BAGHDAD — Gunmen attacked a soccer game north of Baghdad on Sunday, killing a policeman and a Sunni Muslim allied with the U.S. against al-Qaida, the U.S. military said.

The attack near Duluyiah, 45 miles north of Baghdad, also wounded three others, including a 9-year-old and a second member of the local U.S.-backed awakening council, the military said.

"To fire upon a soccer game where the people of Iraq are starting to enjoy normalcy and happiness is another example of the barbaric nature of the insurgents," Maj. Peggy Kageleiry, a U.S. military spokeswoman, said in a statement.

Violence in Iraq is at its lowest level in four years, but frequent attacks continue throughout the country.

A roadside bomb exploded near the house of a police captain 40 miles west of Baghdad in Fallujah on Sunday, killing four policemen and wounding eight others, police said. The wounded included four policemen and four civilians.

All those caught in the blast were drawn to the location by an initial roadside bomb that exploded 10 minutes earlier, police said, speaking on condition of anonymity because they were not authorized to talk to the media.

Also Sunday, a roadside bomb struck a truck near Baqouba, 35 miles northeast of Baghdad, police said. The blast injured the driver and his assistant, who later died of their wounds at a nearby hospital, said the police, speaking on condition of anonymity because they were not authorized to talk to the media.

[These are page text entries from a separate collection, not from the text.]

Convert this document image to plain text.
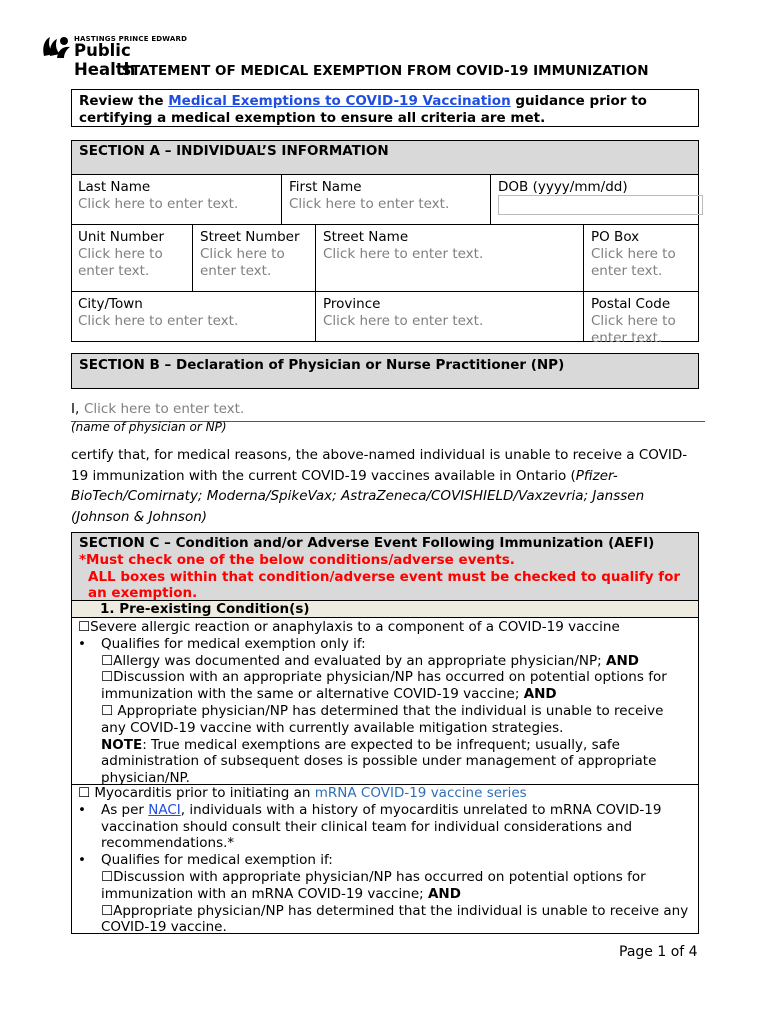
HASTINGS PRINCE EDWARD
Public Health
STATEMENT OF MEDICAL EXEMPTION FROM COVID-19 IMMUNIZATION
Review the Medical Exemptions to COVID-19 Vaccination guidance prior to certifying a medical exemption to ensure all criteria are met.
SECTION A – INDIVIDUAL’S INFORMATION
Last Name
Click here to enter text.
First Name
Click here to enter text.
DOB (yyyy/mm/dd)
Unit Number
Click here to
enter text.
Street Number
Click here to
enter text.
Street Name
Click here to enter text.
PO Box
Click here to
enter text.
City/Town
Click here to enter text.
Province
Click here to enter text.
Postal Code
Click here to
enter text.
SECTION B – Declaration of Physician or Nurse Practitioner (NP)
I, Click here to enter text.
(name of physician or NP)
certify that, for medical reasons, the above-named individual is unable to receive a COVID-19 immunization with the current COVID-19 vaccines available in Ontario (Pfizer-BioTech/Comirnaty; Moderna/SpikeVax; AstraZeneca/COVISHIELD/Vaxzevria; Janssen (Johnson & Johnson)
SECTION C – Condition and/or Adverse Event Following Immunization (AEFI)
*Must check one of the below conditions/adverse events.
ALL boxes within that condition/adverse event must be checked to qualify for an exemption.
1. Pre-existing Condition(s)
☐Severe allergic reaction or anaphylaxis to a component of a COVID-19 vaccine
• Qualifies for medical exemption only if:
☐Allergy was documented and evaluated by an appropriate physician/NP; AND
☐Discussion with an appropriate physician/NP has occurred on potential options for immunization with the same or alternative COVID-19 vaccine; AND
☐ Appropriate physician/NP has determined that the individual is unable to receive any COVID-19 vaccine with currently available mitigation strategies.
NOTE: True medical exemptions are expected to be infrequent; usually, safe administration of subsequent doses is possible under management of appropriate physician/NP.
☐ Myocarditis prior to initiating an mRNA COVID-19 vaccine series
• As per NACI, individuals with a history of myocarditis unrelated to mRNA COVID-19 vaccination should consult their clinical team for individual considerations and recommendations.*
• Qualifies for medical exemption if:
☐Discussion with appropriate physician/NP has occurred on potential options for immunization with an mRNA COVID-19 vaccine; AND
☐Appropriate physician/NP has determined that the individual is unable to receive any COVID-19 vaccine.
Page 1 of 4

The decline in violence in Iraq has been driven by a variety of factors, including the 2007 U.S. troop surge, the awakening council movement and Iraqi government crackdowns against various armed groups throughout the country.

The government has led operations against Shiite militias in the southern cities of Basra and Amarah and Baghdad's Sadr City. It also has launched offensives against Sunni extremists in northern city of Mosul.

Iraq's Interior Ministry spokesman Maj. Gen. Abdul-Karim Khalaf said Sunday that the government would soon launch an operation in the eastern province of Diyala.

Last year, U.S. troops regained control of Diyala's capital of Baqouba, which had been held by al-Qaida in Iraq and other Sunni militants.

But local officials fear al-Qaida militants are returning to the province to escape pressure from U.S. and Iraqi forces in the Mosul area. Last month, Prime Minister Nouri al-Maliki singled out Diyala province as a possible next target for a military offensive.

"The Diyala operation will be the last surge," Khalaf told a press conference.